La bibliothèque libre.
Les Éditions Rieder (p. 23-34).

NELLY BOTTINE


Parmi ses connaissances, elle en avait qui faisaient ça à Paris, à Londres, même plus loin. Elle, c’était en province. La province, évidemment, vous ne vous figurez pas. Une petite ville, quelques rues, de vilaines maisons, une belle église par exemple — et un peu partout la rivière.

Elle y était venue en son temps, à cause d’un couvent de bonnes sœurs Maricoles. Elle avait toujours aimé la Sainte Vierge ; de plus elle était orpheline et les gens qui l’élevaient, l’avaient battue. Alors, ma révérende Mère, elle aurait voulu devenir une bonne sœur ; oui, comme vous dites, pour servir la Vierge et surtout pour soigner les orphelines. Oh non ! elle ne les aurait pas battues ! Au besoin, elle aurait aidé les pauvres vieux. On lui avait demandé.

— C’est bien, ma fille, où est votre trousseau ? Et cet enfant ? Que signifie ?

C’est vrai, elle traînait un enfant. En ce cas, ma révérende Mère, elle avait des bras : si elle ne convenait pas comme religieuse, qu’on la prît du moins comme servante. Non, la révérende Mère ne l’avait pas voulue comme servante ; ni, après elle, aucune autre personne de la ville.

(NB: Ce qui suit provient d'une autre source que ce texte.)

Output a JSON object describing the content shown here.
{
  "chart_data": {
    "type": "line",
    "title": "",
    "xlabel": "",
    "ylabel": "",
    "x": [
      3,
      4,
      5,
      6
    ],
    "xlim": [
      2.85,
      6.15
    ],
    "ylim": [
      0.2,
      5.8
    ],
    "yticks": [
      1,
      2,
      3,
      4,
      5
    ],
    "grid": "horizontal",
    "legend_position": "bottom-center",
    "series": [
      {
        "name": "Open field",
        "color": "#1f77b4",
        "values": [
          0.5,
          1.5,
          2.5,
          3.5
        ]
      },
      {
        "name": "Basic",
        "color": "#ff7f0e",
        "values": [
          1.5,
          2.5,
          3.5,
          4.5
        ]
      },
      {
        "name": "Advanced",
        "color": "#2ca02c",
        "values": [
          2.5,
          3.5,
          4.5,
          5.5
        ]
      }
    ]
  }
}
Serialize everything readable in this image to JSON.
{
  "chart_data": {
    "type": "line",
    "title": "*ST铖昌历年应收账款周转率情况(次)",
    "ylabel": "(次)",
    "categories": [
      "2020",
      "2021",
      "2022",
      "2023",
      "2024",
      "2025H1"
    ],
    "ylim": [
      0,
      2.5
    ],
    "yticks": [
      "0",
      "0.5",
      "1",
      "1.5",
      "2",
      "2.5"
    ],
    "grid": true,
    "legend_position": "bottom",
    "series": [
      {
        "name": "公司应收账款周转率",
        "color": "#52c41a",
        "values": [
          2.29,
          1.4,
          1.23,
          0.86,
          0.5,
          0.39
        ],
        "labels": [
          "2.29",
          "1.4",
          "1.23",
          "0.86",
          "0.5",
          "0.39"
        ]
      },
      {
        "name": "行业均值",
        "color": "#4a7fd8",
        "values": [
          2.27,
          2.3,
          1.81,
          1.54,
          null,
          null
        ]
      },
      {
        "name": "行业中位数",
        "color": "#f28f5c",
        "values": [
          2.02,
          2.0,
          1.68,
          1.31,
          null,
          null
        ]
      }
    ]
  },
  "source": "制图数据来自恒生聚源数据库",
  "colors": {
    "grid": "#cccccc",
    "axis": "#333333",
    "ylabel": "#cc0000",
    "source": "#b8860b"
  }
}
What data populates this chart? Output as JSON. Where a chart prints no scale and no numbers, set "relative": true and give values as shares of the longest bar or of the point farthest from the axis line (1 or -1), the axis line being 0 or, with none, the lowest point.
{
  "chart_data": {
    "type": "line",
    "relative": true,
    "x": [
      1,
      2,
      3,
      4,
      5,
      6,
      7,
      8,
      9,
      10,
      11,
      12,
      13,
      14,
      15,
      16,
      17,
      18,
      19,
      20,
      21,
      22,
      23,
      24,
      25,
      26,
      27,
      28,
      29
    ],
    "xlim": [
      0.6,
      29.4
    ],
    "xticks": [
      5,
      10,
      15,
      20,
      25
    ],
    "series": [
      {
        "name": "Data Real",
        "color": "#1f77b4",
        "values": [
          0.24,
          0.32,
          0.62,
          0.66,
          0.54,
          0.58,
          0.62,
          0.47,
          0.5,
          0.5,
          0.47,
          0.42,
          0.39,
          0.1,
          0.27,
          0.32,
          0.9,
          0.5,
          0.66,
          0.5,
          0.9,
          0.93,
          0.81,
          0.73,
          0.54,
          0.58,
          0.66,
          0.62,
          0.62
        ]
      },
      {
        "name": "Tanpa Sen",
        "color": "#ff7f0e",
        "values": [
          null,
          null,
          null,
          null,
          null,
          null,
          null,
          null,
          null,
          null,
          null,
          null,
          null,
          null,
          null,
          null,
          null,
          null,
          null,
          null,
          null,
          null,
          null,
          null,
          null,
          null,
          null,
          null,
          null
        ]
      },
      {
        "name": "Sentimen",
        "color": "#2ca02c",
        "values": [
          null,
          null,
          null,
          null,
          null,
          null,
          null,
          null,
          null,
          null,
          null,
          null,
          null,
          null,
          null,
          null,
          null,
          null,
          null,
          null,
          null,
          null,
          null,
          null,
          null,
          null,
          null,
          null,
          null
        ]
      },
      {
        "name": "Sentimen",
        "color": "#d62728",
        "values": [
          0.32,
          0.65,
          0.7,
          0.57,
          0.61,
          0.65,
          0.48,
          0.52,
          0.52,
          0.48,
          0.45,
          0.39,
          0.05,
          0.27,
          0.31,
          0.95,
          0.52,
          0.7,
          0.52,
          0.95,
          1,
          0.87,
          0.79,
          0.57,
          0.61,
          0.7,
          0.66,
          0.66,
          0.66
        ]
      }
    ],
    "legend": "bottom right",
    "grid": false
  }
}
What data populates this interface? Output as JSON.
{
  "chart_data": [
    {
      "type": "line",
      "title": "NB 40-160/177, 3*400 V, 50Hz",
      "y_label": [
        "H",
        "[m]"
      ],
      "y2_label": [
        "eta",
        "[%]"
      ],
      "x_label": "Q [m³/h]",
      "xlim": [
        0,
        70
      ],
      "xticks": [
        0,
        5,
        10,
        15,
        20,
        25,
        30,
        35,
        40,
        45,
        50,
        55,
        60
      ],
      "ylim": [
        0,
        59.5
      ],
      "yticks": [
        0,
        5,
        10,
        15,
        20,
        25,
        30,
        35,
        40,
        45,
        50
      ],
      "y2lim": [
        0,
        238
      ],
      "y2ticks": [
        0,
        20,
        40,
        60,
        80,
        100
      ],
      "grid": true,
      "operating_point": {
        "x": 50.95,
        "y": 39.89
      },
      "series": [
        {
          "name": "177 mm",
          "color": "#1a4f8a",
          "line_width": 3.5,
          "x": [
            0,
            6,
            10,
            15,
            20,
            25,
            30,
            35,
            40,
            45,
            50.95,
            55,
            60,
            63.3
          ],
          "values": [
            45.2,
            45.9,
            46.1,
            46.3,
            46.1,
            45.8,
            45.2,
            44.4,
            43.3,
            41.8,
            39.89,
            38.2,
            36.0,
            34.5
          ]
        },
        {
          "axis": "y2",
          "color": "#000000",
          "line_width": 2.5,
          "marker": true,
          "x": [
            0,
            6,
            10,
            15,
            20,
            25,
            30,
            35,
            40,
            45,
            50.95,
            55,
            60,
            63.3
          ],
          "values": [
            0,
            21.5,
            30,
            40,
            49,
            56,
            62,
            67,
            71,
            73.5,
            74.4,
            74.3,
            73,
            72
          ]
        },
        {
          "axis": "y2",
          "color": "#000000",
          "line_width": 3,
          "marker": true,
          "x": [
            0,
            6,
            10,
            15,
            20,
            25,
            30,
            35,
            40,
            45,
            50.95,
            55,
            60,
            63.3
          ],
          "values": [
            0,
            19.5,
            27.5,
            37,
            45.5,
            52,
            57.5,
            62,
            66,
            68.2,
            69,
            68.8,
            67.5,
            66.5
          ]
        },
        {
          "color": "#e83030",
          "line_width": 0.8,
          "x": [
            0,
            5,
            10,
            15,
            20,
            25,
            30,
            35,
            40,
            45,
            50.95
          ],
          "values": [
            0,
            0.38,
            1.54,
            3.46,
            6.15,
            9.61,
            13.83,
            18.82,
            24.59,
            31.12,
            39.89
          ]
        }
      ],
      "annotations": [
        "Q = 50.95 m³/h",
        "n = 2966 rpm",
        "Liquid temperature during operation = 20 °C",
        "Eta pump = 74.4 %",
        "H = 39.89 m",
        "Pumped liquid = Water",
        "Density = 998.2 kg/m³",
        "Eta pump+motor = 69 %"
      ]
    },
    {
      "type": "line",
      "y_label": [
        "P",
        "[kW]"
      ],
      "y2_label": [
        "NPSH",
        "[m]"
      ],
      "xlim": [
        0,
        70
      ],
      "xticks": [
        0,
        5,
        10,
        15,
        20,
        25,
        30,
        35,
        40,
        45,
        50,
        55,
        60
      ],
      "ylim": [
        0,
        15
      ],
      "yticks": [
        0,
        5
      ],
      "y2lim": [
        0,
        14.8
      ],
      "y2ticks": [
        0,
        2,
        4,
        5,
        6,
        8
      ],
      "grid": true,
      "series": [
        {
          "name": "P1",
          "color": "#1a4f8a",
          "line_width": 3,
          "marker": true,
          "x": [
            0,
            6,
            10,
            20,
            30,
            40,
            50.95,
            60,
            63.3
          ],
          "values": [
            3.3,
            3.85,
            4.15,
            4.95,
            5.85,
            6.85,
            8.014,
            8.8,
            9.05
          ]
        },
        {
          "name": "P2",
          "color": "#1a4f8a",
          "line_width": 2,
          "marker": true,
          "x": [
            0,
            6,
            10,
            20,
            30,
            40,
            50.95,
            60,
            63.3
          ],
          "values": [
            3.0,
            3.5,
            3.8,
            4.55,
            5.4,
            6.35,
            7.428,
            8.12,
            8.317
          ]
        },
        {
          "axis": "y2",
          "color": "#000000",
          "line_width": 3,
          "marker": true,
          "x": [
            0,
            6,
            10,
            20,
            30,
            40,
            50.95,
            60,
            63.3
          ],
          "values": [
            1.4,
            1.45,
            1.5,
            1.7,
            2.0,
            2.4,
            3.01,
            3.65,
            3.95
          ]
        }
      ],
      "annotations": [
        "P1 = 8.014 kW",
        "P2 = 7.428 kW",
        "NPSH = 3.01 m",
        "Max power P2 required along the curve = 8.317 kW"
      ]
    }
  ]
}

Elle avait réfléchi. Ses bras inutiles, elle tenait, du Bon Dieu, son corps. Elle s’était dit : « Comme le mal, quand on est mauvaise, on peut, si l’on est bonne, faire le bien partout. »

Ainsi, elle s’était mise à faire ça.

La maison se trouvait au bord de la rivière, près d’un pont. Toute la ville passait sur ce pont. Du dehors, on pouvait croire : c’est un petit café. On voyait une enseigne. Elle aurait aimé : À saint Joseph ou bien Au Grand Rosaire. Mais il y avait déjà : Au Bienvenu. Cela n’était pas mal, non plus. Elle n’avait pas ajouté son nom. Ceux qui venaient savaient : c’était chez Nelly, ou, comme on disait : chez Nelly Bottine, parce qu’on l’avait surprise en sabots, les premiers jours.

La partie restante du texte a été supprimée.